The statistical analyses were performed using R software (R Foundation for Statis-tical Computing, Vienna, Austria), version 3.6.3 (29 February 2020). The analyses were all performed in triplicate. The residuals were checked for normality using the Shapiro–Wilk test and the Kolmogorov–Smirnov test and the variances were tested for homogeneity using the Levene’s test. The data in Table 3 were processed by single-way ANOVA statistical techniques. Tukey’s HSD post hoc multiple comparison test was performed (confidence level of 0.95, significance level = 0.05) to determine the differences between the different sample means.

4. Conclusions

This work presents an efficient and selective method for the capture of terpenes from Cannabis inflorescences in olive oil during the MW-assisted decarboxylation of acidic cannabinoids. The obtained perfumed oily solution has been used as a solvent for the rapid MW-assisted extraction of cannabinoids at different temperatures (60 and 100 °C). In view of the initial amount of terpenes in the inflorescences obtained by SPME analyses, the percentage of their recovery after decarboxylation was close to 50%, reaching nearly 100% after extraction. Unlike hydrodistillation, the cannabinoids are not dragged into the glass bubblers containing the olive oil.

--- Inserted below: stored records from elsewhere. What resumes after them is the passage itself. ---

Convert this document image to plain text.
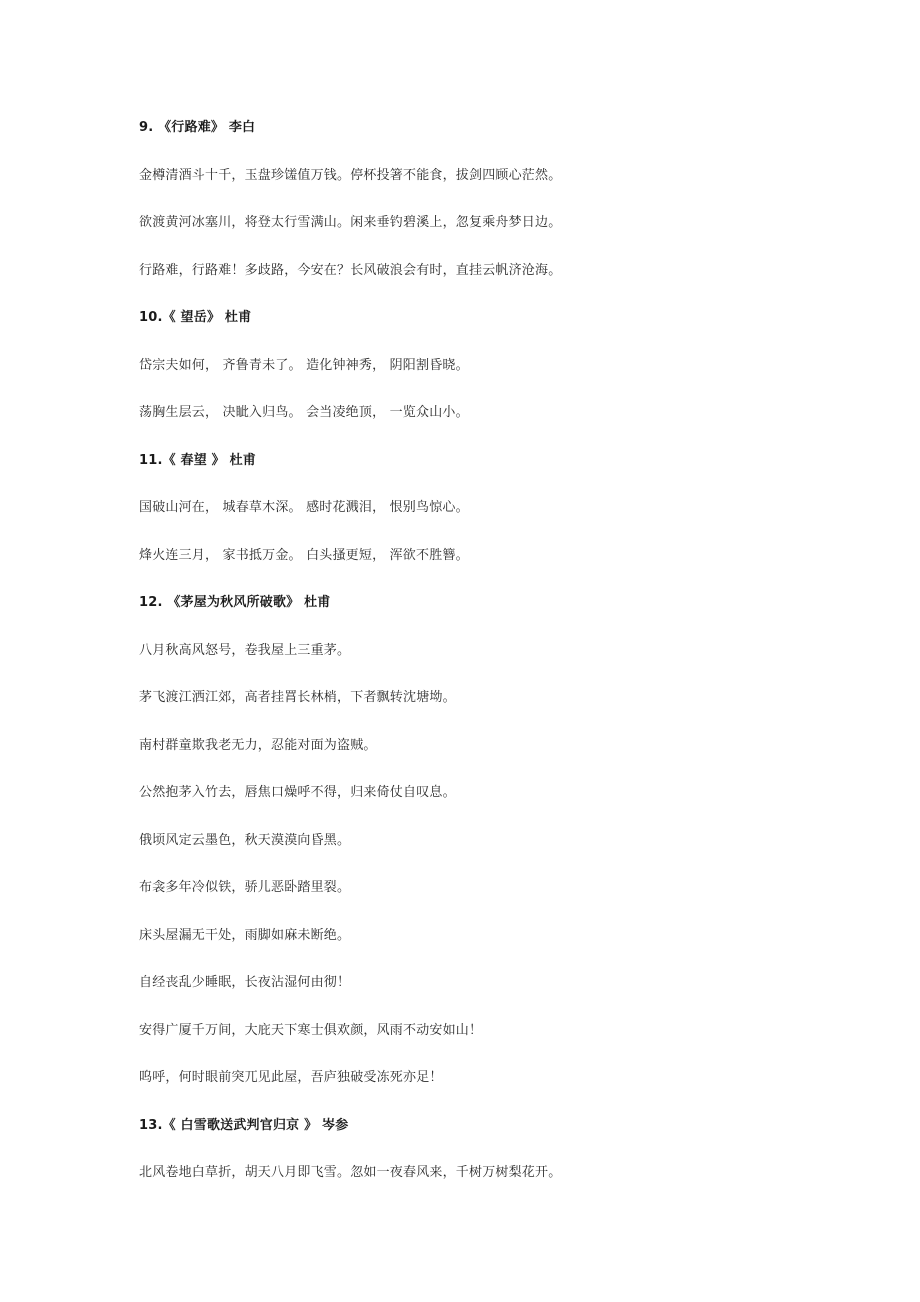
9. 《行路难》 李白
金樽清酒斗十千，玉盘珍馐值万钱。停杯投箸不能食，拔剑四顾心茫然。
欲渡黄河冰塞川，将登太行雪满山。闲来垂钓碧溪上，忽复乘舟梦日边。
行路难，行路难！多歧路，今安在？长风破浪会有时，直挂云帆济沧海。
10.《 望岳》 杜甫
岱宗夫如何， 齐鲁青未了。 造化钟神秀， 阴阳割昏晓。
荡胸生层云， 决眦入归鸟。 会当凌绝顶， 一览众山小。
11.《 春望 》 杜甫
国破山河在， 城春草木深。 感时花溅泪， 恨别鸟惊心。
烽火连三月， 家书抵万金。 白头搔更短， 浑欲不胜簪。
12. 《茅屋为秋风所破歌》 杜甫
八月秋高风怒号，卷我屋上三重茅。
茅飞渡江洒江郊，高者挂罥长林梢，下者飘转沈塘坳。
南村群童欺我老无力，忍能对面为盗贼。
公然抱茅入竹去，唇焦口燥呼不得，归来倚仗自叹息。
俄顷风定云墨色，秋天漠漠向昏黑。
布衾多年冷似铁，骄儿恶卧踏里裂。
床头屋漏无干处，雨脚如麻未断绝。
自经丧乱少睡眠，长夜沾湿何由彻！
安得广厦千万间，大庇天下寒士俱欢颜，风雨不动安如山！
呜呼，何时眼前突兀见此屋，吾庐独破受冻死亦足！
13.《 白雪歌送武判官归京 》 岑参
北风卷地白草折，胡天八月即飞雪。忽如一夜春风来，千树万树梨花开。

The selective and efficient extraction of volatile compounds, avoiding direct contact between the matrix and extraction solvents, opens the door for specific application for several aromatic plants, thus averting the risk of contamination. This terpenes enriched oil can be used to flavor food and beverages and as a solvent in Cannabis-based medical formulations. In the latter case, the synergistic effects between terpenes and cannabinoids could be maximized in the final products, with enhanced therapeutic properties. Finally, the method’s versatility in trapping terpenes and other volatile fractions from different matrices suggest the possibility to extend the protocol to other green solvents, as glycerol, vegetal oils or deep eutectic solvents.